At Secretsanta.com, founder and CEO Franco Yuvienco said the site has experienced a 25 percent increase in users so far this year over 2007. While spending limits imposed on groups by their online managers typically increase by about 10 percent, this year's limits remain the same as last year, he said.

Even those who have done gift exchanges in the past are scaling back further.

Rosemarie Fabien suggested to her retired parents, aunt and sister that they change their annual Secret Santa ritual in two ways: First, everyone would spend $25 instead of $50. Second, everyone would donate that money to a charity rather than buying gifts that were likely to get returned anyway,

"I had no problem saying, 'Look guys, we're broke,"' said the Wynnewood, Pa., communications consultant who turned to freelancing after losing her job with an architectural firm in February. "Saving money has to happen."

The five young children in the family remain off limits for less giving, Fabien said, a common sentiment among parents and grandparents planning to trim back the holidays.

Some businesses are also turning to group gift exchanges while trimming bonuses and reining in fancy holiday parties, knowing that going completely Scrooge would likely do more damage to employees' morale than the savings is worth in hard times.

Christopher Downing, who counts Shutterfly and Lego among clients of the small San Francisco public relations firm he co-founded, said it will be Secret Santa meets the "Amazing Race" come December, with a downsized restaurant for the company holiday lunch and tidier bonuses.

On Dec. 19, Downing and eight colleagues and staff will gather around the Christmas tree in San Francisco's Union Square and pull names. Each person will receive an envelope with $40 or $50. They'll be given an hour to find the perfect gift for their recipient, with an exchange over lunch.

Savings? About $2,500, he said, plus the pleasure of letting employees running amok with a little mad money provided by their bosses.

"We thought the team would definitely benefit from some levity given the somber tone of the news cycle this year," Downing said.

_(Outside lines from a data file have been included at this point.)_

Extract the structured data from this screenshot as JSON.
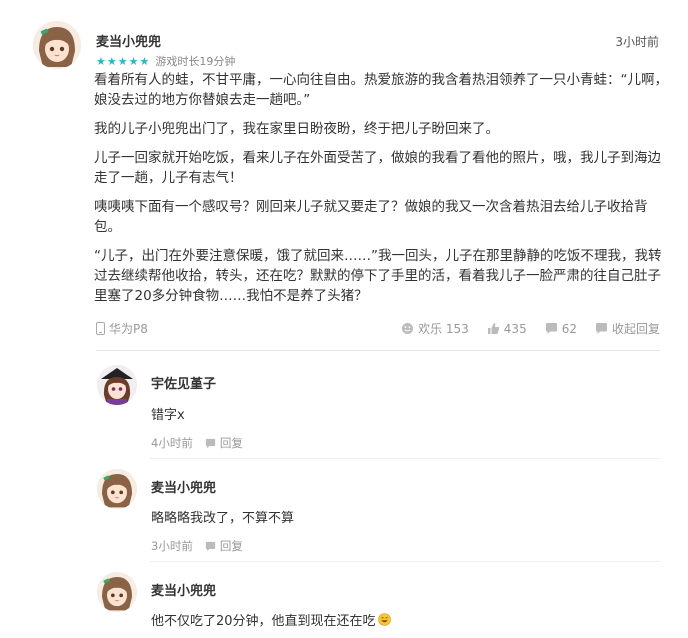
{
  "post": {
    "author": "麦当小兜兜",
    "time": "3小时前",
    "rating_stars": 5,
    "playtime": "游戏时长19分钟",
    "paragraphs": [
      "看着所有人的蛙，不甘平庸，一心向往自由。热爱旅游的我含着热泪领养了一只小青蛙：“儿啊，娘没去过的地方你替娘去走一趟吧。”",
      "我的儿子小兜兜出门了，我在家里日盼夜盼，终于把儿子盼回来了。",
      "儿子一回家就开始吃饭，看来儿子在外面受苦了，做娘的我看了看他的照片，哦，我儿子到海边走了一趟，儿子有志气！",
      "咦咦咦下面有一个感叹号？刚回来儿子就又要走了？做娘的我又一次含着热泪去给儿子收拾背包。",
      "“儿子，出门在外要注意保暖，饿了就回来……”我一回头，儿子在那里静静的吃饭不理我，我转过去继续帮他收拾，转头，还在吃？默默的停下了手里的活，看着我儿子一脸严肃的往自己肚子里塞了20多分钟食物……我怕不是养了头猪？"
    ],
    "device": "华为P8",
    "actions": {
      "happy_label": "欢乐 153",
      "like_count": "435",
      "comment_count": "62",
      "collapse_label": "收起回复"
    }
  },
  "replies": [
    {
      "author": "宇佐见堇子",
      "text": "错字x",
      "time": "4小时前",
      "reply_label": "回复"
    },
    {
      "author": "麦当小兜兜",
      "text": "略略略我改了，不算不算",
      "time": "3小时前",
      "reply_label": "回复"
    },
    {
      "author": "麦当小兜兜",
      "text": "他不仅吃了20分钟，他直到现在还在吃",
      "emoji": "smile-emoji"
    }
  ],
  "colors": {
    "accent": "#2cb6c0",
    "muted": "#999999",
    "text": "#333333"
  }
}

Debbie Farnoush said her family's dry goods business is looking to save about $15,000 this year by drawing names for a Secret Santa exchange instead of holiday dinners and other parties for its 60 mostly factory workers in the Los Angeles area. Each worker received $50 from the company to spend on their gift recipient.

"We want to keep our employees happy and satisfied," Farnoush said. "We don't want them to think the company is going out of business and that they will be losing their jobs soon just because they're hearing this stuff on the news."